My brothers and sisters, before I wind up, I would urge you to cast your mind back to 1995 where a whole academic year was wasted in the public university calendar all because the then NDC government refused to address the concerns of the University Teachers. The lecturers had to return to the lecture room on compassionate grounds as their efforts to have their plight addressed proved futile. Besides, it is the same NDC that introduced the Academic Facility User Fee (AFUF) in 1999 that led to the famous ‘mmobrowa struggle’ and its attendant abuse of students’ fundamental human rights. Professor Mills-our current president, was the then Vice President. Therefore, it is not surprising that the AFUF and the boarding fees of SHS have gone up astronomically at the beginning of the 2009/10 academic year. Again, it is on record that during the era of the P/NDC, para-military groups like the CDR, CDO, 31st DWM, became teachers at a point in time during one of the numerous strike actions of the Ghana National Association of Teachers (GNAT). Could the NDC administration show us its commitment towards the eradication of illiteracy, ignorance and diseases in our dear country?
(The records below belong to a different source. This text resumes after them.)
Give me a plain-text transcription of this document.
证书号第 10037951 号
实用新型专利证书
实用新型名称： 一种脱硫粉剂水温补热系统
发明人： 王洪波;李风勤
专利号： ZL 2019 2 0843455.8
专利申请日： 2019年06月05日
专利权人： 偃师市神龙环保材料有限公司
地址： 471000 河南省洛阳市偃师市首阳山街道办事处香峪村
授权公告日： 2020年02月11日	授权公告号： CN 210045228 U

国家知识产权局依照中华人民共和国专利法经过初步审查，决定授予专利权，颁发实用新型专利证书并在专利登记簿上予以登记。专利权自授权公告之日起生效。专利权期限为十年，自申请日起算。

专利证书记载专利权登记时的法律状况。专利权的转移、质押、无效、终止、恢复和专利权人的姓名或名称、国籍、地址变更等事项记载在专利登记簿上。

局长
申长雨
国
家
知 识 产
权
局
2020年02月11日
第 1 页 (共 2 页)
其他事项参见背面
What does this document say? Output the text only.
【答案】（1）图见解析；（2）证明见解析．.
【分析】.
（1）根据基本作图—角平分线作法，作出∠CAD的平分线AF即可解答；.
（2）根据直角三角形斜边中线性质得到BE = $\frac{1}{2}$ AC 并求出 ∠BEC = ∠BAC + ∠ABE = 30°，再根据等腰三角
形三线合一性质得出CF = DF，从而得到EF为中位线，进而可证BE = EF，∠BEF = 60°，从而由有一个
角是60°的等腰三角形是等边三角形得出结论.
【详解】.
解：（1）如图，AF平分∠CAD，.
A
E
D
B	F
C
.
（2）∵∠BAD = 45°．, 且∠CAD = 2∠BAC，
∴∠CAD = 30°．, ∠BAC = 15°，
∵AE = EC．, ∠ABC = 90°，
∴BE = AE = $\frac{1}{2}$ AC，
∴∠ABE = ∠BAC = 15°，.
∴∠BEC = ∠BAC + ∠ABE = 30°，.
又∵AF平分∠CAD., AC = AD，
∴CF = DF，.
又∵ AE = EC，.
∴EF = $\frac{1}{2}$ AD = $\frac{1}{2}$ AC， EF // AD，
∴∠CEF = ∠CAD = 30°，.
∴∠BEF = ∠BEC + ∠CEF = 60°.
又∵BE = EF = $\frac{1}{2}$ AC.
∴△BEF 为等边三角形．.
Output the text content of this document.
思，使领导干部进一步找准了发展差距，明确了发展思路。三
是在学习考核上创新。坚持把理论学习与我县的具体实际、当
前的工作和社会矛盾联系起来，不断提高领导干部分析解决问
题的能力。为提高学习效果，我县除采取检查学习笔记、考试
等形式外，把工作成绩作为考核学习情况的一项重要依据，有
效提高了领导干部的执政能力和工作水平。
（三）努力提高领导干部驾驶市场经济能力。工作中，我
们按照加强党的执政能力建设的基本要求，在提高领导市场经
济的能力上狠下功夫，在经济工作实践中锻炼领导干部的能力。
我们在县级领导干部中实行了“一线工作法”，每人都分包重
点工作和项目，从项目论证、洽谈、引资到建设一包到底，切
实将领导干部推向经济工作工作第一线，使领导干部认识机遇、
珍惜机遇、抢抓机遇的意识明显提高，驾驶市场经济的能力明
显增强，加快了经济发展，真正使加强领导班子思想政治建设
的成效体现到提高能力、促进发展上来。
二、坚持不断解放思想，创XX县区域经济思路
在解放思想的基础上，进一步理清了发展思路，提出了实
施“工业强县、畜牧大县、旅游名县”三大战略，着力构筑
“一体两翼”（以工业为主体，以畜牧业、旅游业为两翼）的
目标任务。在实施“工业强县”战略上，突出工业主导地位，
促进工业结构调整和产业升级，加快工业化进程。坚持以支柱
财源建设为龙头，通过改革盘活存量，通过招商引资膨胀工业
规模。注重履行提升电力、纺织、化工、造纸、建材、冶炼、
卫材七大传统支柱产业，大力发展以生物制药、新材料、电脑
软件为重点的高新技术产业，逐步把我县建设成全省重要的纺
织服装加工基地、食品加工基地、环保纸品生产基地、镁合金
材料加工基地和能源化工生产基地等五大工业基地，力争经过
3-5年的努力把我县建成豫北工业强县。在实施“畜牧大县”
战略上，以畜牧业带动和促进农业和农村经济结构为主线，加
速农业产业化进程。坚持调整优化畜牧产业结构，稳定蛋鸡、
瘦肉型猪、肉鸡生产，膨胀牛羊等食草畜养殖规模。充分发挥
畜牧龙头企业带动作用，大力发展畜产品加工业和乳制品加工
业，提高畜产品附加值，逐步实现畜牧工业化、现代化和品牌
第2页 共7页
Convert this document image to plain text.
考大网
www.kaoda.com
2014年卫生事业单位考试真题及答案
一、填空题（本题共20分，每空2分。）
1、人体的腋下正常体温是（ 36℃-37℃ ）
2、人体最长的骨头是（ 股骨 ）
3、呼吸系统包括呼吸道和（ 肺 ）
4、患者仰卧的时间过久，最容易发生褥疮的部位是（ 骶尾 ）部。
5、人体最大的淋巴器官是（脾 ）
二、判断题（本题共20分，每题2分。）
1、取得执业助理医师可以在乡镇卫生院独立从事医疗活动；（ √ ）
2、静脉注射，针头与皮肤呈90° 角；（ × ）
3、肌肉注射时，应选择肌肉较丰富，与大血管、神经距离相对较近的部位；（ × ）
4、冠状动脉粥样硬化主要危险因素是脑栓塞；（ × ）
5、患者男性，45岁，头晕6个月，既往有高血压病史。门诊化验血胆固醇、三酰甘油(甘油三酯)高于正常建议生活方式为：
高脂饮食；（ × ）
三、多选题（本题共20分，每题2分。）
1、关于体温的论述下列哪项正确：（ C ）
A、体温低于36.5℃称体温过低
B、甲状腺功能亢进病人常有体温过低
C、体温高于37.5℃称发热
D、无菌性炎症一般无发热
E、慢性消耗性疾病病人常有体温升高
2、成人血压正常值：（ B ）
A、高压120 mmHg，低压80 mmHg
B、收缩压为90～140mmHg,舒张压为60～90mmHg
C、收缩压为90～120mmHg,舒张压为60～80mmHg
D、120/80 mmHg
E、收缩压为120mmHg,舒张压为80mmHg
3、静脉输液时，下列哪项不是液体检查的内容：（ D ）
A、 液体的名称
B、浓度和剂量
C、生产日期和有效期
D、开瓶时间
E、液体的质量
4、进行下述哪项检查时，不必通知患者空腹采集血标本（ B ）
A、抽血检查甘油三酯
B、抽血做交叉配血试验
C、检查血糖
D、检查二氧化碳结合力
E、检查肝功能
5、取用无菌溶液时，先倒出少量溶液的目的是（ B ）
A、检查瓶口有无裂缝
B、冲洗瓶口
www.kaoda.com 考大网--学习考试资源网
The NDC to me is a waste of space. It is a terrible party of opportunists. It is my fervent hope that Ghanaians join me in the fight against this hopeless government so that practical measures are taken to provide quality and affordable education to every Ghanaian child instead of the useless youth in agriculture policy. Never again should we be deceived into voting for bad leaders. Leadership comes from integrity and must not be entrusted to just anybody at all.

God bless Ghana! God bless the NPP!! God bless Kufuor!!!